You will probably need to modify the location and references based on how your theme works.
| path/File | Purpose |
|---|---|
| scripts/fetch-comments.js | Javascript that talks to Mastodon and generates JSON. |
| package.json | Update this so that fetch-comments.js runs before the site is built. |
| src/components/MastodonComments.astro | Astro Template that displays the JSON content as HTML. |
| src/components/ManualCommentForm.astro | Form for comment submission. |
| src/components/CommentCard.astro | Styles the comments individually, allows for nesting of comments |
| .github/workflows/fetch-comments.yml | Github Action that runs fetch-comments.js once a week. |
| src/data/comments/ | The folder where your comments are saved permanently as JSON files that map to your blog posts. |
| src/data/manual-comments | The folder where you can add comments manually, in a JSON file |
| src/pages/posts/[...slug].astro | Update this so that the comments will load on each blog posts. If you use a different astro theme from me (I use Fuwari), you will probably have a different template you need to update. |
| src/content/config.ts | Update this so that Astro knows you added new frontmatter sections |
| netlify/functions/submit-comment.js | Will create a manual comment.json in the manual-comments folder from the form submission. |
How it works
- The Data Source (Mastodon)
- You add mastodon_id and mastodon_instance to your blog post's frontmatter. ID = post ID, Instance = What mastodon server you're on.
- The Persistence Layer (GitHub Actions)
- An automated script (fetch-comments.js) runs once a week or whenever you trigger it manually with Github Actions.
- It scans your posts for the mastodon_id and mastodon_instance in the front matter, and fetch the latest replies from Mastodon. There are no dependencies because it uses Node.js which is already part of my Astro build (I think?).

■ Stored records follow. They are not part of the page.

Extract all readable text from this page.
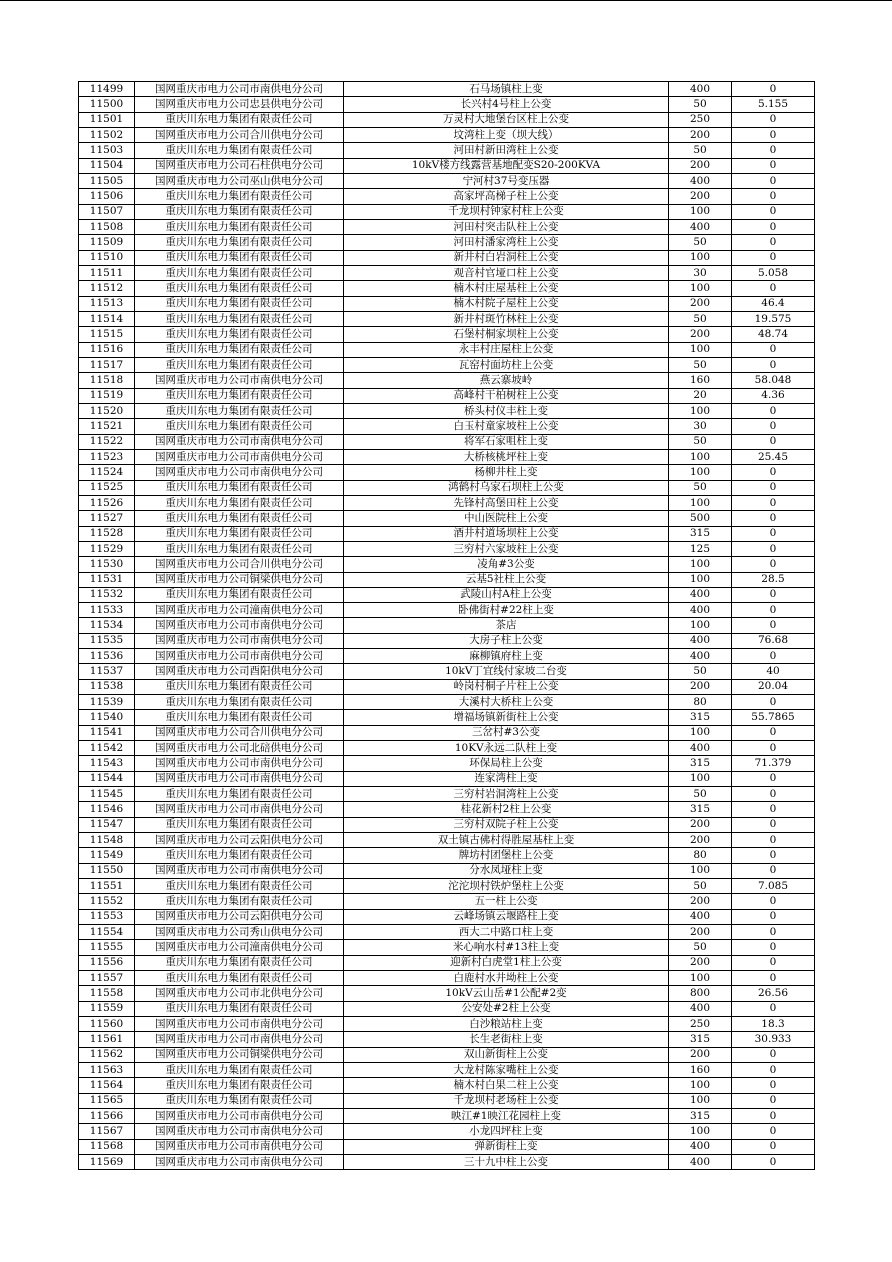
11499	国网重庆市电力公司市南供电分公司	石马场镇柱上变	400	0
11500	国网重庆市电力公司忠县供电分公司	长兴村4号柱上公变	50	5.155
11501	重庆川东电力集团有限责任公司	万灵村大地堡台区柱上公变	250	0
11502	国网重庆市电力公司合川供电分公司	坟湾柱上变（坝大线）	200	0
11503	重庆川东电力集团有限责任公司	河田村新田湾柱上公变	50	0
11504	国网重庆市电力公司石柱供电分公司	10kV楼方线露营基地配变S20-200KVA	200	0
11505	国网重庆市电力公司巫山供电分公司	宁河村37号变压器	400	0
11506	重庆川东电力集团有限责任公司	高家坪高梯子柱上公变	200	0
11507	重庆川东电力集团有限责任公司	千龙坝村钟家村柱上公变	100	0
11508	重庆川东电力集团有限责任公司	河田村突击队柱上公变	400	0
11509	重庆川东电力集团有限责任公司	河田村潘家湾柱上公变	50	0
11510	重庆川东电力集团有限责任公司	新井村白岩洞柱上公变	100	0
11511	重庆川东电力集团有限责任公司	观音村官垭口柱上公变	30	5.058
11512	重庆川东电力集团有限责任公司	楠木村庄屋基柱上公变	100	0
11513	重庆川东电力集团有限责任公司	楠木村院子屋柱上公变	200	46.4
11514	重庆川东电力集团有限责任公司	新井村斑竹林柱上公变	50	19.575
11515	重庆川东电力集团有限责任公司	石堡村桐家坝柱上公变	200	48.74
11516	重庆川东电力集团有限责任公司	永丰村庄屋柱上公变	100	0
11517	重庆川东电力集团有限责任公司	瓦窑村面坊柱上公变	50	0
11518	国网重庆市电力公司市南供电分公司	燕云寨坡岭	160	58.048
11519	重庆川东电力集团有限责任公司	高峰村干柏树柱上公变	20	4.36
11520	重庆川东电力集团有限责任公司	桥头村仪丰柱上变	100	0
11521	重庆川东电力集团有限责任公司	白玉村童家坡柱上公变	30	0
11522	国网重庆市电力公司市南供电分公司	将军石家咀柱上变	50	0
11523	国网重庆市电力公司市南供电分公司	大桥核桃坪柱上变	100	25.45
11524	国网重庆市电力公司市南供电分公司	杨柳井柱上变	100	0
11525	重庆川东电力集团有限责任公司	鸿鹤村乌家石坝柱上公变	50	0
11526	重庆川东电力集团有限责任公司	先锋村高堡田柱上公变	100	0
11527	重庆川东电力集团有限责任公司	中山医院柱上公变	500	0
11528	重庆川东电力集团有限责任公司	酒井村道场坝柱上公变	315	0
11529	重庆川东电力集团有限责任公司	三穷村六家坡柱上公变	125	0
11530	国网重庆市电力公司合川供电分公司	凌角#3公变	100	0
11531	国网重庆市电力公司铜梁供电分公司	云基5社柱上公变	100	28.5
11532	重庆川东电力集团有限责任公司	武陵山村A柱上公变	400	0
11533	国网重庆市电力公司潼南供电分公司	卧佛街村#22柱上变	400	0
11534	国网重庆市电力公司市南供电分公司	茶店	100	0
11535	国网重庆市电力公司市南供电分公司	大房子柱上公变	400	76.68
11536	国网重庆市电力公司市南供电分公司	麻柳镇府柱上变	400	0
11537	国网重庆市电力公司酉阳供电分公司	10kV丁宜线付家坡二台变	50	40
11538	重庆川东电力集团有限责任公司	岭岗村桐子片柱上公变	200	20.04
11539	重庆川东电力集团有限责任公司	大溪村大桥柱上公变	80	0
11540	重庆川东电力集团有限责任公司	增福场镇新街柱上公变	315	55.7865
11541	国网重庆市电力公司合川供电分公司	三岔村#3公变	100	0
11542	国网重庆市电力公司北碚供电分公司	10KV永远二队柱上变	400	0
11543	国网重庆市电力公司市南供电分公司	环保局柱上公变	315	71.379
11544	国网重庆市电力公司市南供电分公司	连家湾柱上变	100	0
11545	重庆川东电力集团有限责任公司	三穷村岩洞湾柱上公变	50	0
11546	国网重庆市电力公司市南供电分公司	桂花新村2柱上公变	315	0
11547	重庆川东电力集团有限责任公司	三穷村双院子柱上公变	200	0
11548	国网重庆市电力公司云阳供电分公司	双土镇古佛村得胜屋基柱上变	200	0
11549	重庆川东电力集团有限责任公司	牌坊村团堡柱上公变	80	0
11550	国网重庆市电力公司市南供电分公司	分水凤垭柱上变	100	0
11551	重庆川东电力集团有限责任公司	沱沱坝村铁炉堡柱上公变	50	7.085
11552	重庆川东电力集团有限责任公司	五一柱上公变	200	0
11553	国网重庆市电力公司云阳供电分公司	云峰场镇云堰路柱上变	400	0
11554	国网重庆市电力公司秀山供电分公司	西大二中路口柱上变	200	0
11555	国网重庆市电力公司潼南供电分公司	米心响水村#13柱上变	50	0
11556	重庆川东电力集团有限责任公司	迎新村白虎堂1柱上公变	200	0
11557	重庆川东电力集团有限责任公司	白鹿村水井坳柱上公变	100	0
11558	国网重庆市电力公司市北供电分公司	10kV云山岳#1公配#2变	800	26.56
11559	重庆川东电力集团有限责任公司	公安处#2柱上公变	400	0
11560	国网重庆市电力公司市南供电分公司	白沙粮站柱上变	250	18.3
11561	国网重庆市电力公司市南供电分公司	长生老街柱上变	315	30.933
11562	国网重庆市电力公司铜梁供电分公司	双山新街柱上公变	200	0
11563	重庆川东电力集团有限责任公司	大龙村陈家嘴柱上公变	160	0
11564	重庆川东电力集团有限责任公司	楠木村白果二柱上公变	100	0
11565	重庆川东电力集团有限责任公司	千龙坝村老场柱上公变	100	0
11566	国网重庆市电力公司市南供电分公司	映江#1映江花园柱上变	315	0
11567	国网重庆市电力公司市南供电分公司	小龙四坪柱上变	100	0
11568	国网重庆市电力公司市南供电分公司	弹新街柱上变	400	0
11569	国网重庆市电力公司市南供电分公司	三十九中柱上公变	400	0
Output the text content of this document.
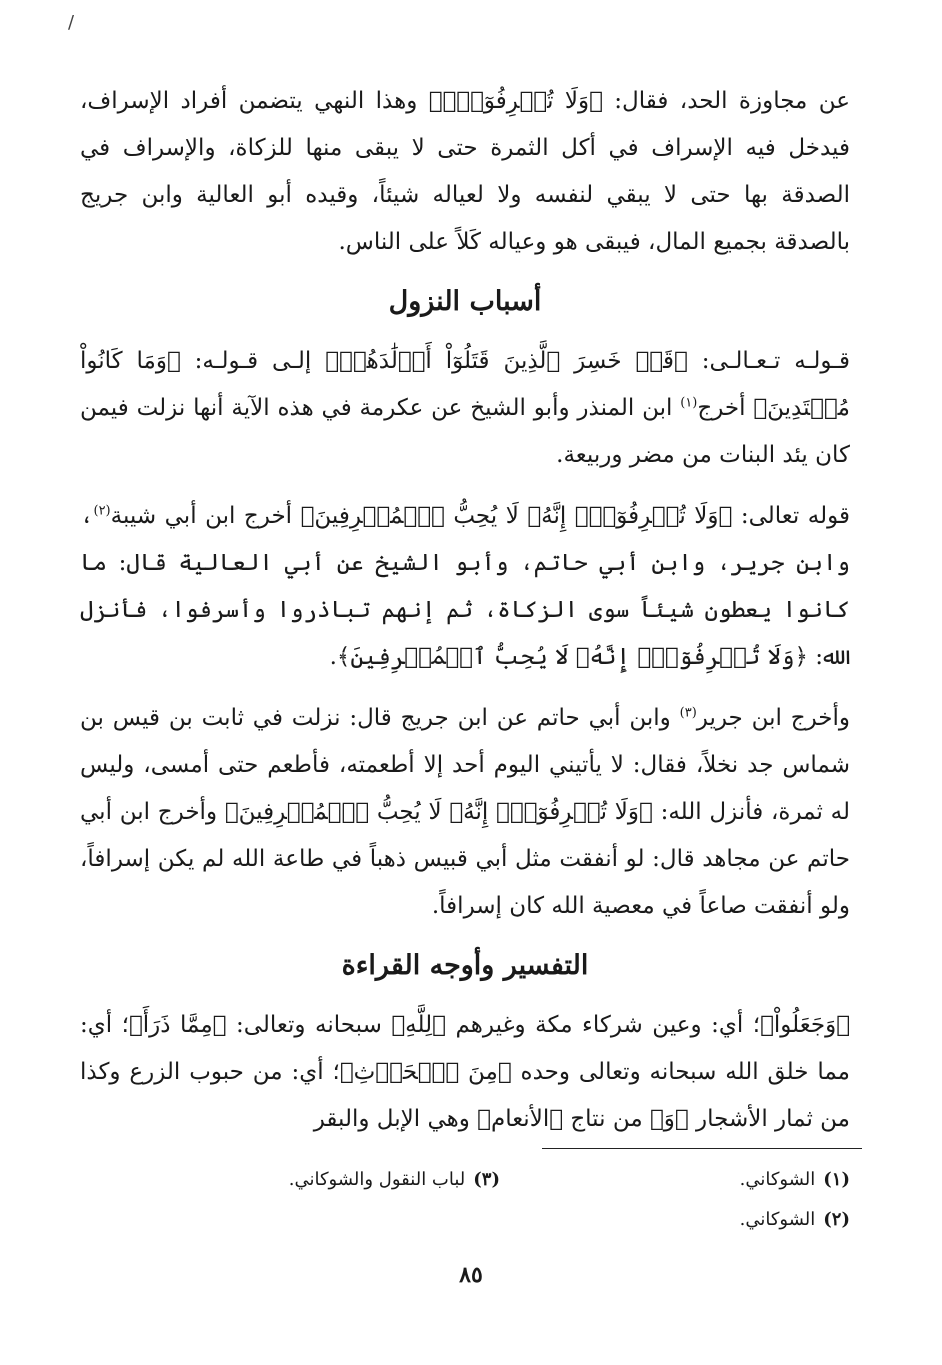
/

عن مجاوزة الحد، فقال: ﴿وَلَا تُسۡرِفُوٓاْۚ﴾ وهذا النهي يتضمن أفراد الإسراف، فيدخل فيه الإسراف في أكل الثمرة حتى لا يبقى منها للزكاة، والإسراف في الصدقة بها حتى لا يبقي لنفسه ولا لعياله شيئاً، وقيده أبو العالية وابن جريج بالصدقة بجميع المال، فيبقى هو وعياله كَلاً على الناس.

أسباب النزول

قـولـه تـعـالـى: ﴿قَدۡ خَسِرَ ٱلَّذِينَ قَتَلُوٓاْ أَوۡلَٰدَهُمۡ﴾ إلـى قـولـه: ﴿وَمَا كَانُواْ مُهۡتَدِينَ﴾ أخرج$^{(١)}$ ابن المنذر وأبو الشيخ عن عكرمة في هذه الآية أنها نزلت فيمن كان يئد البنات من مضر وربيعة.

قوله تعالى: ﴿وَلَا تُسۡرِفُوٓاْۚ إِنَّهُۥ لَا يُحِبُّ ٱلۡمُسۡرِفِينَ﴾ أخرج ابن أبي شيبة$^{(٢)}$، وابن جرير، وابن أبي حاتم، وأبو الشيخ عن أبي العالية قال: ما كانوا يعطون شيئاً سوى الزكاة، ثم إنهم تباذروا وأسرفوا، فأنزل الله: ﴿وَلَا تُسۡرِفُوٓاْۚ إِنَّهُۥ لَا يُحِبُّ ٱلۡمُسۡرِفِينَ﴾.

وأخرج ابن جرير$^{(٣)}$ وابن أبي حاتم عن ابن جريج قال: نزلت في ثابت بن قيس بن شماس جد نخلاً، فقال: لا يأتيني اليوم أحد إلا أطعمته، فأطعم حتى أمسى، وليس له ثمرة، فأنزل الله: ﴿وَلَا تُسۡرِفُوٓاْۚ إِنَّهُۥ لَا يُحِبُّ ٱلۡمُسۡرِفِينَ﴾ وأخرج ابن أبي حاتم عن مجاهد قال: لو أنفقت مثل أبي قبيس ذهباً في طاعة الله لم يكن إسرافاً، ولو أنفقت صاعاً في معصية الله كان إسرافاً.

التفسير وأوجه القراءة

﴿وَجَعَلُواْ﴾؛ أي: وعين شركاء مكة وغيرهم ﴿لِلَّهِ﴾ سبحانه وتعالى: ﴿مِمَّا ذَرَأَ﴾؛ أي: مما خلق الله سبحانه وتعالى وحده ﴿مِنَ ٱلۡحَرۡثِ﴾؛ أي: من حبوب الزرع وكذا من ثمار الأشجار ﴿وَ﴾ من نتاج ﴿الأنعام﴾ وهي الإبل والبقر

(١)الشوكاني.
(٣)لباب النقول والشوكاني.
(٢)الشوكاني.
٨٥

- It commits these comments as JSON files directly into your Github repository (src/data/comments/).
- The Display Layer (Astro & Netlify)
- When the JSON files are updated (or you write a new markdown post), Netlify automatically detects the change and triggers a build.
- The MastodonComments.astro component reads these local JSON files during the build process.
- It generates static HTML with your custom styling
- If it's unable to find a JSON comments file, Netlify will make a live call to the Mastodon API to pull the thread and replies of mastodon post specified in the frontmatter, similar to the original Mastodon-Comments.js file.